Un enfant de la classe des petits a fréquenté la maternelle pendant deux ans sans jamais s’endormir à l’heure de la sieste. Les deux fois où j’ai essayé de le bercer, il s’est endormi. Mes collègues m’ont dit : « Tu es vraiment incroyable ! Les enfants écoutent tout ce que tu dis. » Les enfants me saluent affectueusement et m’interpellent : « Bonjour, grand-maman ! » Ils me serrent souvent dans leurs bras. Voir leurs sourires purs et innocents me remplit le cœur d’un profond réconfort. Mes collègues m’appellent affectueusement « grande sœur ».

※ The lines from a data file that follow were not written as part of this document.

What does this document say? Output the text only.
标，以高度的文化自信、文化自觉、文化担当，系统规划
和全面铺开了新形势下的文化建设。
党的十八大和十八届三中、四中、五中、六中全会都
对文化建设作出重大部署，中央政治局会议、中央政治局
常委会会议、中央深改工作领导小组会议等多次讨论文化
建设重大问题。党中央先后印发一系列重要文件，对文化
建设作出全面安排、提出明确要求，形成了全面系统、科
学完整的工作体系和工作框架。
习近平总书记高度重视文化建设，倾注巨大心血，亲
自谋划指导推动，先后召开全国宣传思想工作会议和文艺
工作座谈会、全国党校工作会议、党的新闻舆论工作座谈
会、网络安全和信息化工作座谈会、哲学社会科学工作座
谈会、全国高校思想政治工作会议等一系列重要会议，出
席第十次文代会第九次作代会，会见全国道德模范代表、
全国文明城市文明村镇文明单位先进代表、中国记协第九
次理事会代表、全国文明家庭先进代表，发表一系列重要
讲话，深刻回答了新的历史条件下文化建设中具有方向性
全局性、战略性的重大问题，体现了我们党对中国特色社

Pendant que je travaillais à la maternelle, j’ai suivi les instructions du Maître et j’ai fait connaître la vérité sur la persécution. J’ai partagé cette vérité avec les membres de ma propre famille, et ils se sont retirés du PCC et de ses organisations affiliées (la Ligue de la jeunesse et les Jeunes Pionniers). J’ai également expliqué la vérité à mes collègues, et eux aussi ont procédé aux « trois démissions » (renonçant à leur adhésion au PCC, à la Ligue de la jeunesse et aux Jeunes Pionniers).

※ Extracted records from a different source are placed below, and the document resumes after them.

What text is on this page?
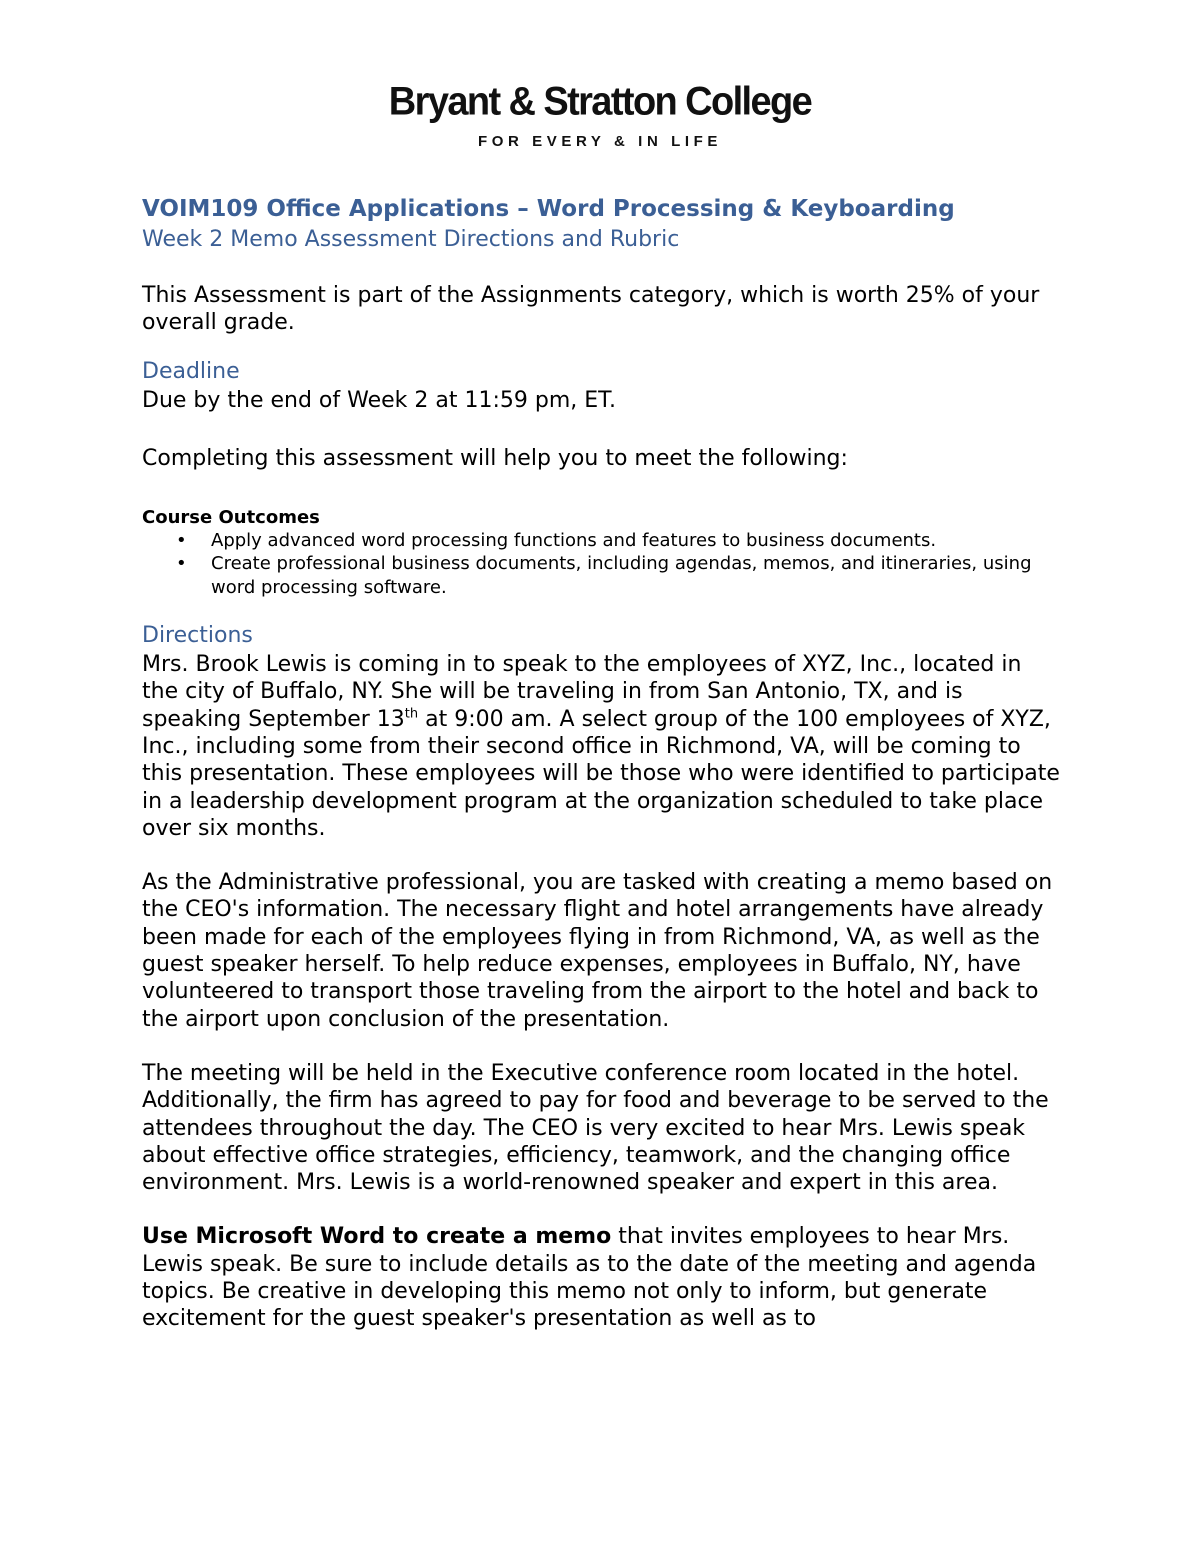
Bryant & Stratton College
FOR EVERY & IN LIFE

VOIM109 Office Applications – Word Processing & Keyboarding

Week 2 Memo Assessment Directions and Rubric

This Assessment is part of the Assignments category, which is worth 25% of your overall grade.

Deadline

Due by the end of Week 2 at 11:59 pm, ET.

Completing this assessment will help you to meet the following:

Course Outcomes

• Apply advanced word processing functions and features to business documents.
• Create professional business documents, including agendas, memos, and itineraries, using word processing software.

Directions

Mrs. Brook Lewis is coming in to speak to the employees of XYZ, Inc., located in the city of Buffalo, NY. She will be traveling in from San Antonio, TX, and is speaking September 13th at 9:00 am. A select group of the 100 employees of XYZ, Inc., including some from their second office in Richmond, VA, will be coming to this presentation. These employees will be those who were identified to participate in a leadership development program at the organization scheduled to take place over six months.

As the Administrative professional, you are tasked with creating a memo based on the CEO's information. The necessary flight and hotel arrangements have already been made for each of the employees flying in from Richmond, VA, as well as the guest speaker herself. To help reduce expenses, employees in Buffalo, NY, have volunteered to transport those traveling from the airport to the hotel and back to the airport upon conclusion of the presentation.

The meeting will be held in the Executive conference room located in the hotel. Additionally, the firm has agreed to pay for food and beverage to be served to the attendees throughout the day. The CEO is very excited to hear Mrs. Lewis speak about effective office strategies, efficiency, teamwork, and the changing office environment. Mrs. Lewis is a world-renowned speaker and expert in this area.

Use Microsoft Word to create a memo that invites employees to hear Mrs. Lewis speak. Be sure to include details as to the date of the meeting and agenda topics. Be creative in developing this memo not only to inform, but generate excitement for the guest speaker's presentation as well as to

Une de mes proches travaillait également à la crèche. Elle ne s’était pas présentée au travail. Me demandant s’il lui était arrivé quelque chose, j’ai pris des renseignements ; l’enseignante qui la remplaçait m’a dit que son mari avait eu une crise cardiaque. Une semaine s’était écoulée, et elle n’était toujours pas revenue au travail. J’ai décidé de lui demander si l’état de santé de son mari s’était amélioré. Quand je l’ai contactée, elle m’a immédiatement répondu : « Nous sommes allés dans un grand hôpital pour passer divers examens. Les médecins nous ont avertis que s’il subissait une opération, il risquait de ne pas survivre à l’intervention, c’est extrêmement dangereux et le taux de réussite est faible. » Je lui ai dit : « Si tu me fais confiance, alors récite sincèrement : “Falun Dafa est bon ; Authenticité-Bienveillance-Tolérance est bon.” » Elle a accepté.

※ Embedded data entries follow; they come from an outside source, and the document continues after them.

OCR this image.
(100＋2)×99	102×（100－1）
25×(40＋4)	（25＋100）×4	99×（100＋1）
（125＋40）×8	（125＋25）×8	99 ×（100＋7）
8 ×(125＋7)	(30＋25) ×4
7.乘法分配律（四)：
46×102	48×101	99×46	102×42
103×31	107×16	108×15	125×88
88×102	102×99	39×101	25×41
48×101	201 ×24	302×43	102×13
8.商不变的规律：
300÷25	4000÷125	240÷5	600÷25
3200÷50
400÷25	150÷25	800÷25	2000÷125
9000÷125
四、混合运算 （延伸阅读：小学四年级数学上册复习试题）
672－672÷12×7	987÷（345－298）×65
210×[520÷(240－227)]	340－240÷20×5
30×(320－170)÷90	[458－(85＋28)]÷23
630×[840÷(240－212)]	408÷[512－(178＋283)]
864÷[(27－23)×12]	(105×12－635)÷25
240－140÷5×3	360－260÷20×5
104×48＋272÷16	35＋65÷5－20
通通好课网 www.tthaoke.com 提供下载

Quelques jours plus tard, je l’ai recontactée. Elle m’a expliqué qu’ils s’étaient rendus dans plusieurs grands hôpitaux, mais qu’aucun n’avait osé opérer son mari. Il était resté hospitalisé près d’un mois, ce qui avait coûté des dizaines de milliers de yuans, et elle était très inquiète. Les hôpitaux n’avaient pas pu l’aider et il ne pouvait que prendre des médicaments pour soulager ses symptômes. Il a finalement obtenu son autorisation de sortie et a été renvoyé chez lui. Je lui ai dit : « Tu devrais reprendre le travail. »
Lors de son premier jour de retour au travail, je l’ai encouragée, ainsi que son mari, à se retirer des organisations du PCC, plus précisément de la Ligue de la jeunesse et des Jeunes Pionniers auxquelles ils avaient adhéré auparavant. Elle et son mari ont tous deux accepté de se retirer. Je lui ai dit : « Si vous récitez sincèrement les phrases “Falun Dafa est bon” et “Authenticité-Bienveillance-Tolérance est bon”, un miracle pourrait se produire. Dafa a sauvé de nombreuses personnes souffrant de maladies incurables et ton mari pourrait guérir. » Elle m’a demandé de lui procurer un exemplaire du livre Zhuan Falun. Je lui ai dit : « Lis-le attentivement avec ton mari. » Elle a été profondément émue et ses yeux se sont remplis de larmes. Elle est aujourd’hui en pleine forme et me dit que son mari va également très bien.